このてにをは論は、和歌の解釈および創作という、芸術上の実践に関する指針を打ち立てるために進められたのであって、単なる理論上の関心から論を試みたものではなかった。この実践的というところに、重要な特徴を見なければならない。「てにをはを和歌の表現に即して考察して行つた事は、てにをはの本質を明かにするには寧(むし)ろ幸(さいわい)なる道程であつたと考へられる」(時枝誠記『国語学史』)のである。
和歌を創作するに際して、単語をいかにえらぶべきか、どのような使いかたをしてはならないかという、修辞論としててにをはを論じるときには、語彙の蒐集や整理とはちがって、表現の指針としての有効性が要求されるわけである。表現構造全体にわたっての、具体的な説明が要求されるわけである。したがってそこでは、単語そのものの選択についてだけではなく、和歌全体の表現構造との関連における「留(とま)り」とか「切れ」とかいうありかたや、さらにはどのような辞ではじまったときにはどのような辞でむすぶかという呼応関係が、具体的に展開されていたのである。
本居宣長(もとおりのりなが)の『詞の玉緒(ことばのたまのお)』は、彼の皇国イデオロギーと一応別な、右の意味で実践的かつ学術的な古典であり、古来のてにをは研究を継承し発展させたものとして国語学者から評価されているが、この評価は妥当というべきであろう。そこでは具体的に古歌の例をあげてその解釈の方法が論じられ、てにをはとよばれる単語の内容と使いかたが示されている。題名の「玉緒(たまのお)」とは、玉をつらぬくところの緒(お)という意味であるが、ここにてにをはの役割が象徴されている。
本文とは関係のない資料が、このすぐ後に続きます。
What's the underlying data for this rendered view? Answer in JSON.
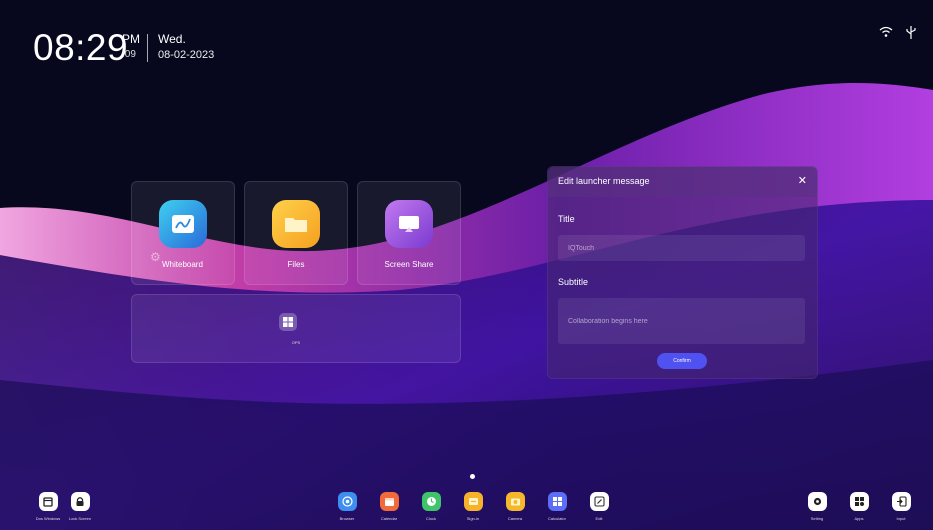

詞すなわち客体的表現を玉にたとえ、てにをはすなわち主体的表現を緒にたとえて、美しい玉に対しては美しい緒をつけることによってはじめて玉の美しさも十分に発揮できるのであり、その意味で主体的表現の正しいありかたを説こうというのである。
詩といわれる種類の文学における感情や感動の表現に、修辞論の立場からこまかく心をくばることの重要性は、いまさらいう必要もないであろう。言語表現はすべてそれなりの普遍性を持つ、この著作の素朴な発想にも、日本語のみならず言語についての普遍的な構造論がひそんでいたのであった。
起りうべき誤解を防ぐために一言しておくが、中世から近世にかけて説かれた歌論や歌学をそれなりに評価することと、その論者の属する階級や階級イデオロギーを容認することとは別である。
マルクス主義がギリシァ哲学に高い評価を与え、いまもってわれわれの学ぶべきものが存在することを認めたとしても、それは当時の奴隷制を容認し貴族の側に味方することを意味しない。また、評価することと絶対視することとも別である。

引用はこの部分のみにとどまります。